Joan crouched upon the floor and made no answer.

Now there came the sounds of a man wrenching at the bars, which apparently withstood all the strength that he could exert. For twenty minutes or more this went on, after which there was silence for a while, and gradually it grew dark in the room. At length through the broken pane she heard a laugh, and Samuel’s voice saying:

‘A white face glowering into the room.’

“Listen to me, my pretty: you won’t come out, and you won’t let me in, but I’ll be square with you for all that. You sha’n’t have any lover to kiss to-morrow, because I’m going to make cold meat of him. It isn’t you I want to kill; I ain’t such a fool, for what’s the use of you to me dead?

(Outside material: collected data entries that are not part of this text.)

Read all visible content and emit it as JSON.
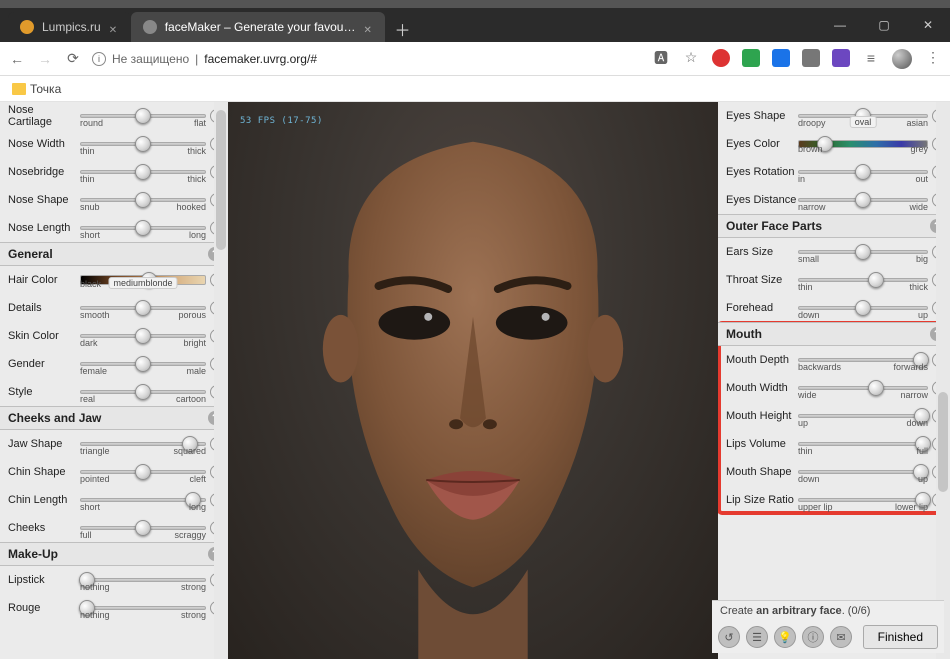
{
  "browser": {
    "tabs": [
      {
        "title": "Lumpics.ru",
        "fav": "#e09a2b",
        "active": false
      },
      {
        "title": "faceMaker – Generate your favou…",
        "fav": "#888",
        "active": true
      }
    ],
    "nav": {
      "back": "←",
      "forward": "→",
      "reload": "⟳"
    },
    "address": {
      "secure_label": "Не защищено",
      "url": "facemaker.uvrg.org/#"
    },
    "bookmark": {
      "label": "Точка"
    }
  },
  "viewport": {
    "fps": "53 FPS (17-75)"
  },
  "left": {
    "nose": [
      {
        "name": "Nose Cartilage",
        "min": "round",
        "max": "flat",
        "pos": 50
      },
      {
        "name": "Nose Width",
        "min": "thin",
        "max": "thick",
        "pos": 50
      },
      {
        "name": "Nosebridge",
        "min": "thin",
        "max": "thick",
        "pos": 50
      },
      {
        "name": "Nose Shape",
        "min": "snub",
        "max": "hooked",
        "pos": 50
      },
      {
        "name": "Nose Length",
        "min": "short",
        "max": "long",
        "pos": 50
      }
    ],
    "general": {
      "title": "General",
      "rows": [
        {
          "name": "Hair Color",
          "min": "black",
          "max": "",
          "pos": 55,
          "grad": "hair",
          "tag": "mediumblonde"
        },
        {
          "name": "Details",
          "min": "smooth",
          "max": "porous",
          "pos": 50
        },
        {
          "name": "Skin Color",
          "min": "dark",
          "max": "bright",
          "pos": 50
        },
        {
          "name": "Gender",
          "min": "female",
          "max": "male",
          "pos": 50
        },
        {
          "name": "Style",
          "min": "real",
          "max": "cartoon",
          "pos": 50
        }
      ]
    },
    "cheeks": {
      "title": "Cheeks and Jaw",
      "rows": [
        {
          "name": "Jaw Shape",
          "min": "triangle",
          "max": "squared",
          "pos": 88
        },
        {
          "name": "Chin Shape",
          "min": "pointed",
          "max": "cleft",
          "pos": 50
        },
        {
          "name": "Chin Length",
          "min": "short",
          "max": "long",
          "pos": 90
        },
        {
          "name": "Cheeks",
          "min": "full",
          "max": "scraggy",
          "pos": 50
        }
      ]
    },
    "makeup": {
      "title": "Make-Up",
      "rows": [
        {
          "name": "Lipstick",
          "min": "nothing",
          "max": "strong",
          "pos": 5
        },
        {
          "name": "Rouge",
          "min": "nothing",
          "max": "strong",
          "pos": 5
        }
      ]
    }
  },
  "right": {
    "eyes": [
      {
        "name": "Eyes Shape",
        "min": "droopy",
        "max": "asian",
        "pos": 50,
        "tag": "oval"
      },
      {
        "name": "Eyes Color",
        "min": "brown",
        "max": "grey",
        "pos": 20,
        "grad": "eye"
      },
      {
        "name": "Eyes Rotation",
        "min": "in",
        "max": "out",
        "pos": 50
      },
      {
        "name": "Eyes Distance",
        "min": "narrow",
        "max": "wide",
        "pos": 50
      }
    ],
    "outer": {
      "title": "Outer Face Parts",
      "rows": [
        {
          "name": "Ears Size",
          "min": "small",
          "max": "big",
          "pos": 50
        },
        {
          "name": "Throat Size",
          "min": "thin",
          "max": "thick",
          "pos": 60
        },
        {
          "name": "Forehead",
          "min": "down",
          "max": "up",
          "pos": 50
        }
      ]
    },
    "mouth": {
      "title": "Mouth",
      "rows": [
        {
          "name": "Mouth Depth",
          "min": "backwards",
          "max": "forwards",
          "pos": 95
        },
        {
          "name": "Mouth Width",
          "min": "wide",
          "max": "narrow",
          "pos": 60
        },
        {
          "name": "Mouth Height",
          "min": "up",
          "max": "down",
          "pos": 96
        },
        {
          "name": "Lips Volume",
          "min": "thin",
          "max": "full",
          "pos": 97
        },
        {
          "name": "Mouth Shape",
          "min": "down",
          "max": "up",
          "pos": 95
        },
        {
          "name": "Lip Size Ratio",
          "min": "upper lip",
          "max": "lower lip",
          "pos": 97
        }
      ]
    }
  },
  "bottom": {
    "text_pre": "Create ",
    "text_bold": "an arbitrary face",
    "text_post": ". (0/6)",
    "finished": "Finished"
  }
}
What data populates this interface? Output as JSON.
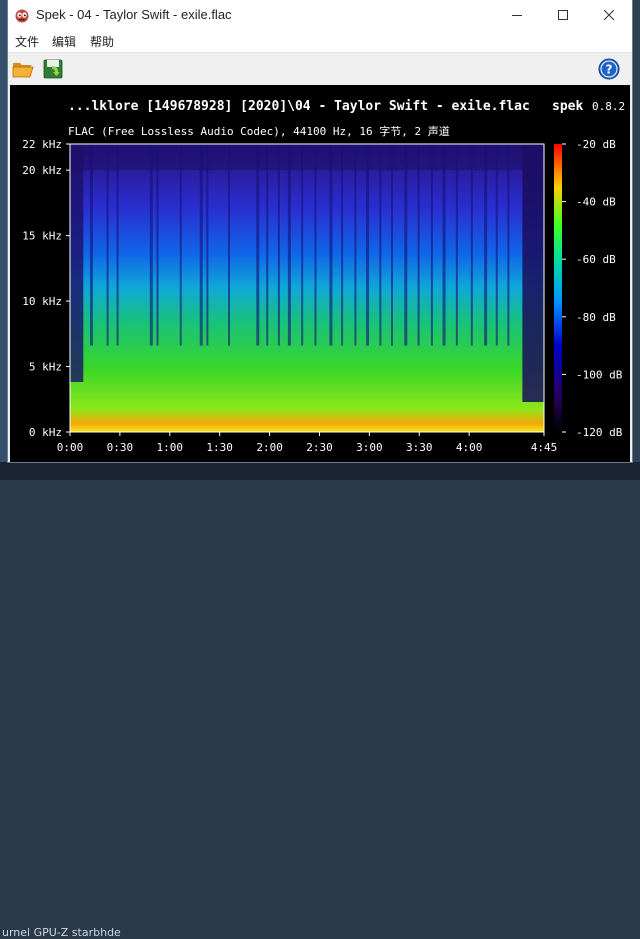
{
  "window": {
    "title": "Spek - 04 - Taylor Swift - exile.flac"
  },
  "menu": {
    "file": "文件",
    "edit": "编辑",
    "help": "帮助"
  },
  "toolbar": {
    "open_icon": "folder-open-icon",
    "save_icon": "save-icon",
    "help_icon": "help-icon"
  },
  "spectrogram": {
    "title": "...lklore [149678928] [2020]\\04 - Taylor Swift - exile.flac",
    "app_name": "spek",
    "version": "0.8.2",
    "subtitle": "FLAC (Free Lossless Audio Codec), 44100 Hz, 16 字节, 2 声道"
  },
  "desktop": {
    "taskbar_fragment": "urnel   GPU-Z   starbhde"
  },
  "colors": {
    "background": "#000000",
    "text": "#ffffff"
  },
  "chart_data": {
    "type": "heatmap",
    "x": {
      "range": [
        0,
        285
      ],
      "unit": "s",
      "ticks": [
        0,
        30,
        60,
        90,
        120,
        150,
        180,
        210,
        240,
        285
      ],
      "tick_labels": [
        "0:00",
        "0:30",
        "1:00",
        "1:30",
        "2:00",
        "2:30",
        "3:00",
        "3:30",
        "4:00",
        "4:45"
      ]
    },
    "y": {
      "range": [
        0,
        22
      ],
      "unit": "kHz",
      "ticks": [
        0,
        5,
        10,
        15,
        20,
        22
      ],
      "tick_labels": [
        "0 kHz",
        "5 kHz",
        "10 kHz",
        "15 kHz",
        "20 kHz",
        "22 kHz"
      ]
    },
    "colorbar": {
      "range": [
        -120,
        -20
      ],
      "unit": "dB",
      "ticks": [
        -20,
        -40,
        -60,
        -80,
        -100,
        -120
      ],
      "tick_labels": [
        "-20 dB",
        "-40 dB",
        "-60 dB",
        "-80 dB",
        "-100 dB",
        "-120 dB"
      ]
    },
    "grid": false,
    "legend": "right"
  }
}
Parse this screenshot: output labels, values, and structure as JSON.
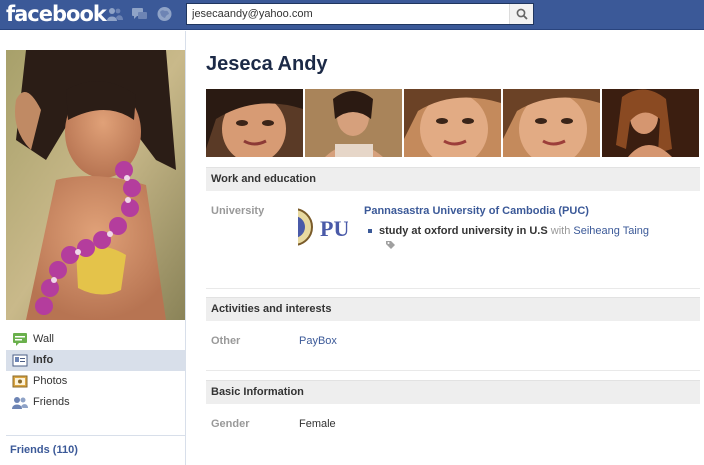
{
  "topbar": {
    "logo": "facebook",
    "icons": [
      "friend-requests-icon",
      "messages-icon",
      "notifications-icon",
      "search-icon"
    ],
    "search_value": "jesecaandy@yahoo.com"
  },
  "profile": {
    "name": "Jeseca Andy",
    "photo_count": 5
  },
  "left_nav": {
    "items": [
      {
        "label": "Wall",
        "icon": "wall-icon",
        "active": false
      },
      {
        "label": "Info",
        "icon": "info-icon",
        "active": true
      },
      {
        "label": "Photos",
        "icon": "photos-icon",
        "active": false
      },
      {
        "label": "Friends",
        "icon": "friends-icon",
        "active": false
      }
    ],
    "friends_count": "Friends (110)"
  },
  "work_education": {
    "heading": "Work and education",
    "label": "University",
    "logo_text": "PU",
    "school": "Pannasastra University of Cambodia (PUC)",
    "detail": "study at oxford university in U.S",
    "with_text": "with",
    "with_person": "Seiheang Taing"
  },
  "activities": {
    "heading": "Activities and interests",
    "label": "Other",
    "value": "PayBox"
  },
  "basic_info": {
    "heading": "Basic Information",
    "label": "Gender",
    "value": "Female"
  },
  "colors": {
    "brand_blue": "#3b5998",
    "nav_active": "#d8dfea",
    "section_bg": "#eeeeee",
    "heading_text": "#1c2a47"
  }
}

I should only sit by your bones till I died myself. I’ve gone through too much to win you to want to be rid of you so soon. You’d be all right if it wasn’t for the other man, and once he’s gone you’ll tell me that you love me fast enough; so now, Joan, I’m going to kill him. If he sticks to what I heard him tell his servant this morning, he should be walking back to Rosham in about an hour’s time, by one of the paths that run past Ramborough Abbey wall. Well, I shall be waiting for him there, at the Cross-Roads, so that I can’t miss him whichever way he comes, and this time we will settle our accounts. Good-bye, Joan: I hope you won’t be lonely till I get home. I suppose that you’d like me to bring you a lock of his hair for a keepsake, wouldn’t you? or will you have that back again which you gave him this day the dead brat’s, you know? You sit in there and say your prayers, dear, that it may please Heaven to make a good wife of you; for one thing’s certain, you can’t get out,” and he began to descend the ladder.